LU focuses on town-gown relationship in lending of North Shore Bank building

The former North Shore Bank building purchased by Lawrence University is temporarily being set up as a donation collection point for refugees who are expected to relocate to the Fox Valley area in the coming year. The agreement is with two local organizations, the Fox Valley Kiwanis and the Fox Valley World Relief.

The agreement to designate the property as a donation collection point was signed on Monday, Feb. 10. It states that Lawrence will loan the building to World Relief Fox Valley free-of-charge until the first week of August 2014.

With Lawrence lending the building, the collection of the items will be handled by The Fox Valley World Relief and The Fox Valley Kiwanis. Items that will be collected are gently used furniture that could be used to furnish an apartment. This includes couches, lamps, dressers, kitchen tables and other furnishings.

The Fox Valley Kiwanis is a subdivision of a global organization of volunteers whose mission is to serve the children and communities of the world. Kiwanis and its youth-oriented Service Leadership Programs serve communities in more than 80 countries and geographic areas.

The Fox Valley World Relief is a subdivision of the larger World Relief organization. World Relief has a network of regional offices and partner churches that help resettle approximately ten percent of the 70,000 refugees that enter the United States regularly. Resettlement includes furnishing homes with materials such as those that will be collected at the property, providing language skills, job training and spiritual support all in the service of facilitating self-sufficiency.

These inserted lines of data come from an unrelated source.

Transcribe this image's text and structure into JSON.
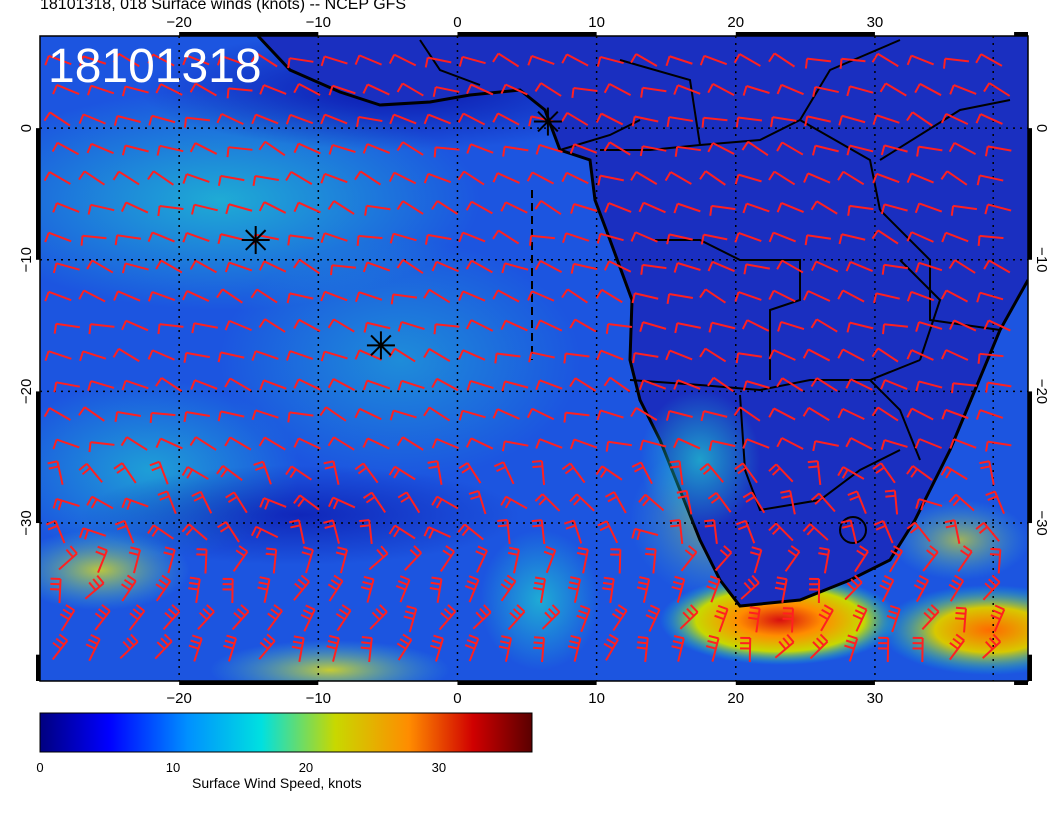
{
  "title": "18101318, 018 Surface winds (knots) -- NCEP GFS",
  "stamp": "18101318",
  "colorbar": {
    "label": "Surface Wind Speed, knots",
    "ticks": [
      "0",
      "10",
      "20",
      "30"
    ],
    "range": [
      0,
      37
    ],
    "colors": [
      "#00007f",
      "#0000ff",
      "#0090ff",
      "#00e0e0",
      "#c8d800",
      "#ff8c00",
      "#d00000",
      "#5a0000"
    ]
  },
  "map": {
    "lon_range": [
      -30,
      41
    ],
    "lat_range": [
      -42,
      7
    ],
    "lon_ticks": [
      "−20",
      "−10",
      "0",
      "10",
      "20",
      "30"
    ],
    "lat_ticks": [
      "0",
      "−10",
      "−20",
      "−30"
    ],
    "barb_color": "#ff2020",
    "land_outline_color": "#000000",
    "markers": [
      {
        "name": "storm-marker-1",
        "lon": 6.5,
        "lat": 0.5
      },
      {
        "name": "storm-marker-2",
        "lon": -14.5,
        "lat": -8.5
      },
      {
        "name": "storm-marker-3",
        "lon": -5.5,
        "lat": -16.5
      }
    ]
  }
}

These refugees come from a variety of backgrounds. They originally lived in the Democratic Republic of Congo, Myanmar and Iraq, though some may have originally come from Sudan, Cuba, Somalia, Afghanistan, Iran, Eritrea, Bhutan and the former Soviet Union. Refugees may relocate for a variety of reasons. Currently, the vast majority of refugees find themselves in the need of relocation due to persecution related to race, religion, nationality, social group membership, political opinion or other matters of identity.

When seeking refuge in a country like the United States, refugees can be assigned to a variety of types of communities. The federal government evaluates each community in the country to determine possible viability as a new community for refugees. The State Department works with nine resettlement agencies to place refugees according to how the refugees’ needs correspond to the available resources of a community.

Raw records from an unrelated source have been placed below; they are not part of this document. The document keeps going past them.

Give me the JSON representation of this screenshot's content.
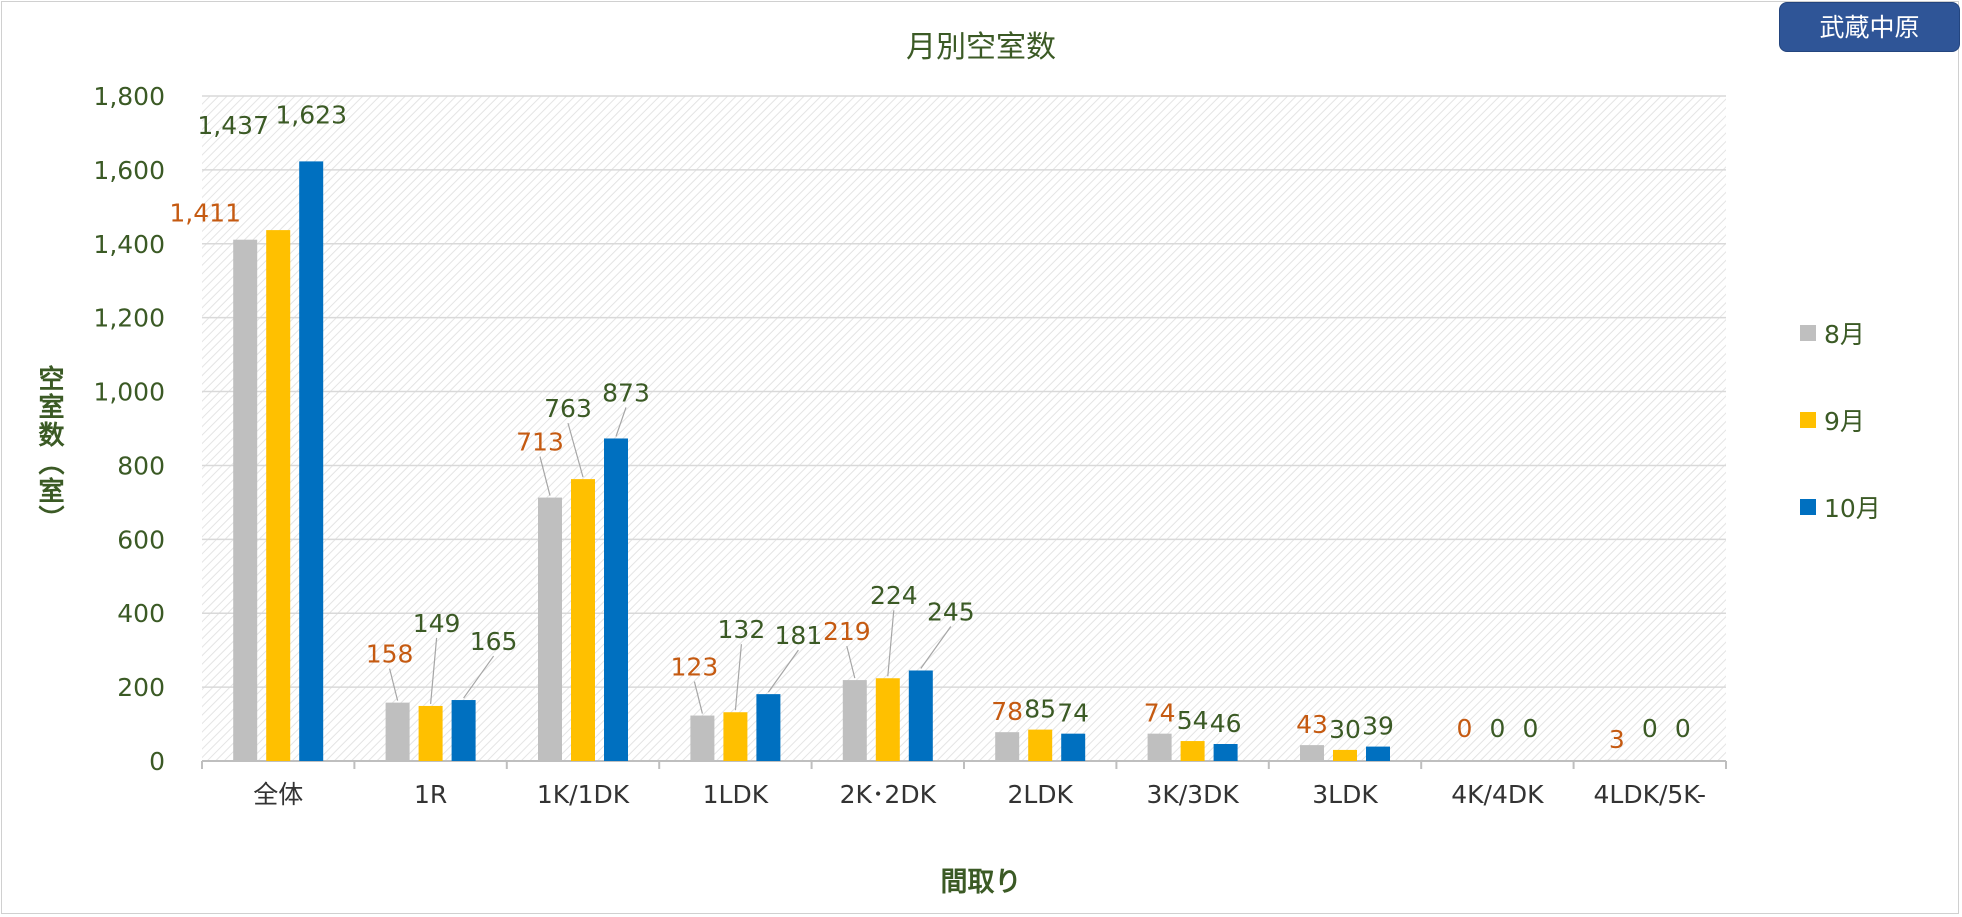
{
  "badge": "武蔵中原",
  "chart_data": {
    "type": "bar",
    "title": "月別空室数",
    "xlabel": "間取り",
    "ylabel": "空室数（室）",
    "ylim": [
      0,
      1800
    ],
    "yticks": [
      "0",
      "200",
      "400",
      "600",
      "800",
      "1,000",
      "1,200",
      "1,400",
      "1,600",
      "1,800"
    ],
    "grid": true,
    "legend_position": "right",
    "categories": [
      "全体",
      "1R",
      "1K/1DK",
      "1LDK",
      "2K･2DK",
      "2LDK",
      "3K/3DK",
      "3LDK",
      "4K/4DK",
      "4LDK/5K-"
    ],
    "series": [
      {
        "name": "8月",
        "color": "#bfbfbf",
        "values": [
          1411,
          158,
          713,
          123,
          219,
          78,
          74,
          43,
          0,
          3
        ],
        "labels": [
          "1,411",
          "158",
          "713",
          "123",
          "219",
          "78",
          "74",
          "43",
          "0",
          "3"
        ]
      },
      {
        "name": "9月",
        "color": "#ffc000",
        "values": [
          1437,
          149,
          763,
          132,
          224,
          85,
          54,
          30,
          0,
          0
        ],
        "labels": [
          "1,437",
          "149",
          "763",
          "132",
          "224",
          "85",
          "54",
          "30",
          "0",
          "0"
        ]
      },
      {
        "name": "10月",
        "color": "#0070c0",
        "values": [
          1623,
          165,
          873,
          181,
          245,
          74,
          46,
          39,
          0,
          0
        ],
        "labels": [
          "1,623",
          "165",
          "873",
          "181",
          "245",
          "74",
          "46",
          "39",
          "0",
          "0"
        ]
      }
    ],
    "label_colors": {
      "8月": "#c55a11",
      "9月": "#3b5a25",
      "10月": "#3b5a25"
    }
  }
}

The Fox Valley has a successful history of supporting resettlement with both refugees from Sudan and Hmong refugees from Southeast Asia. The Fox Valley Kiwanis helped create a similar donation site in 2004 for the Hmong refugees.

Many components of the Fox Valley community have worked to support the resettlement of refugees in the past. This includes individual volunteers, businesses, non-profits and government offices. Organizations such as the Fox Valley Literacy Council (FVLC) work closely with volunteer tutors to be sensitive to the challenges experienced by the refugee clients, both before and after resettlement, whom they might work with. The FVLC is an organization that helps teach people who wish to improve their adult basic education, as well as those who wish to gain English language skills. Students have participated in refugee resettlement in a variety of ways, including volunteering with the FVLC as literacy tutors.

The use of the former North Shore Bank building as a donation collection site came from a desire to have a use for the building until a more permanent use can be put into place. Permanent plans for the recently purchased building are currently underway.

Three collection times have been established for donations. These are: from 9 a.m. to 1 p.m. Saturday, Feb. 22 and Saturday, March 1, as well as from 4 p.m. to 7 p.m. on Tuesday, March 4.